Il s’agir d’abord de montrer pourquoi la définition de la nature de la vertu donnée par Ménon
implique que certains hommes désirent le mal.
Ensuite nous conviendrons que pour désirer le mal il faut nécessairement le connaître.
Enfin, nous expliquerons pourquoi, selon Platon, aucun homme ne désire le mal.
Dans ce dialogue, Ménon parle en premier. Il expose à Socrate sa définition de la
nature de la vertu, qui est pour lui « le désir des belles choses avec le pouvoir de se les
procurer. ». Par là on peut comprendre que Ménon voit la vertu comme un désir des belles
choses pour soi, puisqu’il parle du pouvoir de se les procurer, à soi. On peut en revanche
s’interroger sur ce que Ménon entend par « belles choses », s’il le dit au sens de l’esthétique.
Platon rappelle alors que dans sa philosophie il lie le beau, le bon, et le vrai, et intègre cette
idée dans la question que Socrate pose à Ménon pour lui demander d’expliciter sa définition,
« Veux-tu dire que l’homme qui désire les belles choses est désireux des bonnes ? ». Ménon
affirme que oui, et sa définition de la vertu est ainsi clarifiée. On peut transformer le « désir
des belles choses » en « désir des bonnes choses », et si on synthétise le tout en ajoutant la
première idée, qui est que les choses doivent être désirées pour soi, on déduit que pour
Ménon, la vertu, c’est le désir des bonnes choses, donc des choses du bien, pour soi, couplé
à la capacité de les obtenir. Remarquons ici que l’homme vertueux selon la définition de
Ménon est probablement riche, puisqu’il doit pouvoir se procurer les choses qu’il désire.

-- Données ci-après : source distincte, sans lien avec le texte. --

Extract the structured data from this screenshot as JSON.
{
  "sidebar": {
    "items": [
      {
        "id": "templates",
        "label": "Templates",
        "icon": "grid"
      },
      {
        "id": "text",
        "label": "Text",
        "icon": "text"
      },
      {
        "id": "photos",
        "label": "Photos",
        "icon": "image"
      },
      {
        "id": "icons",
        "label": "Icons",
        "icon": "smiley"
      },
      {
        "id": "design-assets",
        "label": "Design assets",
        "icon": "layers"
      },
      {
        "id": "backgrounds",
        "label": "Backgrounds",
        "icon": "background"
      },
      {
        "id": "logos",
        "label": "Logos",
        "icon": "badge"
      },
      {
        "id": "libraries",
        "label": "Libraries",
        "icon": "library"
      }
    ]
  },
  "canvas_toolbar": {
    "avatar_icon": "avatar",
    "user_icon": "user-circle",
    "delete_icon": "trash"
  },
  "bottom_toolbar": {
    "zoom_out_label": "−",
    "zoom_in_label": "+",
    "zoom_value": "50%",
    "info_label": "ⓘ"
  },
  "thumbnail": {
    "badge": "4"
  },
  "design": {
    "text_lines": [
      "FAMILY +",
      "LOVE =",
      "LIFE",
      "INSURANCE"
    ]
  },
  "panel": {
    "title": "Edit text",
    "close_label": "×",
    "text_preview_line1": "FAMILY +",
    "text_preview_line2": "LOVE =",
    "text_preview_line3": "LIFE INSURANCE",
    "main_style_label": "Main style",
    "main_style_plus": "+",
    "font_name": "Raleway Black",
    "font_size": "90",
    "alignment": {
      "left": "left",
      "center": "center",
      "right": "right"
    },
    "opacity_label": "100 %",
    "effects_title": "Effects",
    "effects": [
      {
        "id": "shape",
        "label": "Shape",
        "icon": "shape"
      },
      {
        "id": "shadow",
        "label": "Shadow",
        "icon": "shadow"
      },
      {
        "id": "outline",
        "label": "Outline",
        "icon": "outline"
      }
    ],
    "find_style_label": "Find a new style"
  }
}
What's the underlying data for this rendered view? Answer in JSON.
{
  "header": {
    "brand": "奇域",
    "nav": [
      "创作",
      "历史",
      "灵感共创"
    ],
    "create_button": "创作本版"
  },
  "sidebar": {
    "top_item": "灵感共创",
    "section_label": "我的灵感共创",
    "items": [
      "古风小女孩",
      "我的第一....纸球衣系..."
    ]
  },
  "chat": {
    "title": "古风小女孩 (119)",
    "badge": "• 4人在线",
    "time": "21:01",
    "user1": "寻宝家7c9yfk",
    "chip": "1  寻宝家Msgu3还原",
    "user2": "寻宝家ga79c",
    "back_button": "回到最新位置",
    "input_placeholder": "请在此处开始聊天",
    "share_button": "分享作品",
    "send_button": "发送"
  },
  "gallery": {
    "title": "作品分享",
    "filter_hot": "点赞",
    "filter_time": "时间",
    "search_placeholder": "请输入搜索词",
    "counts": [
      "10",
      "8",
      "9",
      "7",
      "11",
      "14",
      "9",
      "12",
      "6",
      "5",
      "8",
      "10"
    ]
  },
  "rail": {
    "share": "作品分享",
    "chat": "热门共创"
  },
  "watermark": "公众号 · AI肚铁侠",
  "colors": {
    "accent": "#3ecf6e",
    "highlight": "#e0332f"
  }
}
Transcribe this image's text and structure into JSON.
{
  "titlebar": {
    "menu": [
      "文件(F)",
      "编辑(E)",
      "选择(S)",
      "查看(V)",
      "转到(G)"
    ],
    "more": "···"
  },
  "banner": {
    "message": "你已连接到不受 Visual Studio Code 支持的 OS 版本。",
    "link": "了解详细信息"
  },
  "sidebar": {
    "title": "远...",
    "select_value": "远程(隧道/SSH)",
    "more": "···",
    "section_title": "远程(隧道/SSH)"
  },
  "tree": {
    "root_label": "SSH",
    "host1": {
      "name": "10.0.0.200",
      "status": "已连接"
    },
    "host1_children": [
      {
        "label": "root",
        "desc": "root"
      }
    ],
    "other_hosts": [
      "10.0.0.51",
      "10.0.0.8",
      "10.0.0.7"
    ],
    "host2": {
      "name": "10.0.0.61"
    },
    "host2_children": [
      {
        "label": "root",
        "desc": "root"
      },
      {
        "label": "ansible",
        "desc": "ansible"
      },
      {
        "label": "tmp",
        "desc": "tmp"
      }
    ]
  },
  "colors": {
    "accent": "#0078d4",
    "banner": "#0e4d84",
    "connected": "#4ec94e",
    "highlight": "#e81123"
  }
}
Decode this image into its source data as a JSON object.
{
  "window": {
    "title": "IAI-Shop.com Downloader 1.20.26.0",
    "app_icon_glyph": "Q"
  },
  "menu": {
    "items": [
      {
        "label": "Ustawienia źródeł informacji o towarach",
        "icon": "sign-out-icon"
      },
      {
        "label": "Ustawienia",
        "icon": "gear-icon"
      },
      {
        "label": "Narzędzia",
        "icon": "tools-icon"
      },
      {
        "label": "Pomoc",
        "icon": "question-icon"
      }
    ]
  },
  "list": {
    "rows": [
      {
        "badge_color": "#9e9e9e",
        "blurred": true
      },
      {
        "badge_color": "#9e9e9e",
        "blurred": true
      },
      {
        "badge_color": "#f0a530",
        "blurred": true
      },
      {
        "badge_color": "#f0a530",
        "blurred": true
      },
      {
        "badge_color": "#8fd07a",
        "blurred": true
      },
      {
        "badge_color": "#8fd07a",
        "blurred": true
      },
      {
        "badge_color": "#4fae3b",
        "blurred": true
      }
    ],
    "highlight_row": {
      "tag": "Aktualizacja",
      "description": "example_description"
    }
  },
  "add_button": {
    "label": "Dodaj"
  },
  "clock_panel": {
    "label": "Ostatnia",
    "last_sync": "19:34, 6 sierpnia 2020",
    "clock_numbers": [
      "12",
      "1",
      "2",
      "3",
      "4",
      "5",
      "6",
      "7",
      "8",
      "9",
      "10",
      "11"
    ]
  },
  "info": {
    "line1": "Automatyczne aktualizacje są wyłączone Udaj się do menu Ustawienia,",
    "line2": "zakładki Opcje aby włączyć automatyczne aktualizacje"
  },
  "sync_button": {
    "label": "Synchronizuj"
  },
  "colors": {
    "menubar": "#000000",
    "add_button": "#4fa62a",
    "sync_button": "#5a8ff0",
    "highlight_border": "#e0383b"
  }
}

Socrate poursuit en faisant expliciter par la dialectique un présupposé que fait Ménon en
définissant la vertu comme désir des bonnes choses, qu’il utilisera ensuite pour créer une
tension dans son point de vue. Il demande « Dis-tu cela avec l’idée que certains hommes
désirent le mal, tandis que d’autres désirent le bien ? Ne crois-tu pas, excellent homme, que
tous les hommes désirent le bien ? ». L’idée défendue par Socrate, est que si l’on avance le
désir du bien comme condition de la vertu, il faut que le désir du mal soit possible. En effet,
si l’on parle de la vertu comme de quelque chose qui distingue les hommes, rendant
l’homme vertueux meilleur que l’homme qui ne l’est pas, la vertu ne peut être commune à
tous. Alors les conditions de la vertu sont nécessairement des qualités qui elles non plus ne
sont pas communes à tous. Donc si le désir du bien participe à la vertu, c’est qu’il est possible
de désirer autre chose que le bien. Et désirer autre chose que le bien, c’est désirer le mal. Il
s’assure donc en demandant à Ménon s’il pense qu’il y a des hommes qui désirent le mal, qui
lui répond que oui, il y a des hommes qui désirent le mal, que sa définition de la vertu
implique bien cette idée, sur laquelle il va fonder la suite de sa dialectique.